Yao Litong, Liu Xiaoyan, Wang Mozhi, Yu Keda, Xu Shouping, Qiu Pengfei, Lv Zhidong, Zhang Xinwen, Xu Yingying
Department of Breast Surgery, The First Hospital of China Medical University, Shenyang, China.
Cancer Hospital of China Medical University, Liaoning Cancer Hospital & Institute, Shenyang, China.
J Breast Cancer. 2023 Apr;26(2):136-151. doi: 10.4048/jbc.2023.26.e12. Epub 2023 Mar 16.
We aimed to identify effectiveness-associated indicators and evaluate the optimal tumor reduction rate (TRR) after two cycles of neoadjuvant chemotherapy (NAC) in patients with invasive breast cancer.
This retrospective case-control study included patients who underwent at least four cycles of NAC at the Department of Breast Surgery between February 2013 and February 2020. A regression nomogram model for predicting pathological responses was constructed based on potential indicators.
A total of 784 patients were included, of whom 170 (21.68%) reported pathological complete response (pCR) after NAC and 614 (78.32%) had residual invasive tumors.
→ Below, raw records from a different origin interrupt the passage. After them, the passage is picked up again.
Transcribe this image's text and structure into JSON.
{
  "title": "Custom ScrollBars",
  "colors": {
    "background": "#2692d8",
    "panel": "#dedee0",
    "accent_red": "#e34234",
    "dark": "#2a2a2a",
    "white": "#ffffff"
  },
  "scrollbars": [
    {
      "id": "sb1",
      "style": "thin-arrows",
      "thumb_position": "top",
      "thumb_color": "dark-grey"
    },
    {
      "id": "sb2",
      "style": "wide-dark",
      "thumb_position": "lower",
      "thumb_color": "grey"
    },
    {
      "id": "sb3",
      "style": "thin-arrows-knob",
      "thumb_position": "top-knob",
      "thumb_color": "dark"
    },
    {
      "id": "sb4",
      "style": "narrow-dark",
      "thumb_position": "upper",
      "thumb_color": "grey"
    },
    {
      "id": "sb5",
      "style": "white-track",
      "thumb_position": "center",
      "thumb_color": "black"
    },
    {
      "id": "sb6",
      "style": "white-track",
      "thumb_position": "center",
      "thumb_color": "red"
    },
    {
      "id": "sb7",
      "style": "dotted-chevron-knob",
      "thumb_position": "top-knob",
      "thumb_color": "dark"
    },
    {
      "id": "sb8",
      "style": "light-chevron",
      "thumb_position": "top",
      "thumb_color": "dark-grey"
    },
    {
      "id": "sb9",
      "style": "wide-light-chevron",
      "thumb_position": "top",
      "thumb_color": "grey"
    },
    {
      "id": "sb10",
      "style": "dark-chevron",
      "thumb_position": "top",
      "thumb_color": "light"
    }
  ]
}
The clinical T stage, clinical N stage, molecular subtype, and TRR were identified as independent predictors of pCR. Patients with a TRR > 35% were more likely to achieve pCR (odds ratio, 5.396; 95% confidence interval [CI], 3.299-8.825). The receiver operating characteristic (ROC) curve was plotted using the probability value, and the area under the ROC curve was 0.892 (95% CI, 0.863-0.922).
TRR > 35% is predictive of pCR after two cycles of NAC, and an early evaluation model using a nomogram based on five indicators, age, clinical T stage, clinical N stage, molecular subtype, and TRR, is applicable in patients with invasive breast cancer.
我们旨在确定与疗效相关的指标,并评估浸润性乳腺癌患者新辅助化疗(NAC)两个周期后的最佳肿瘤缩小率(TRR)。
这项回顾性病例对照研究纳入了2013年2月至2020年2月期间在乳腺外科接受至少四个周期NAC的患者。基于潜在指标构建了预测病理反应的回归列线图模型。
共纳入784例患者,其中170例(21.68%)在NAC后报告病理完全缓解(pCR),614例(78.32%)有残留浸润性肿瘤。临床T分期、临床N分期、分子亚型和TRR被确定为pCR的独立预测因素。TRR>35%的患者更有可能实现pCR(优势比,5.396;95%置信区间[CI],3.299 - 8.825)。使用概率值绘制受试者工作特征(ROC)曲线,ROC曲线下面积为0.892(95%CI,0.863 - 0.922)。
TRR>35%可预测NAC两个周期后的pCR,并且基于年龄、临床T分期、临床N分期、分子亚型和TRR这五个指标的列线图早期评估模型适用于浸润性乳腺癌患者。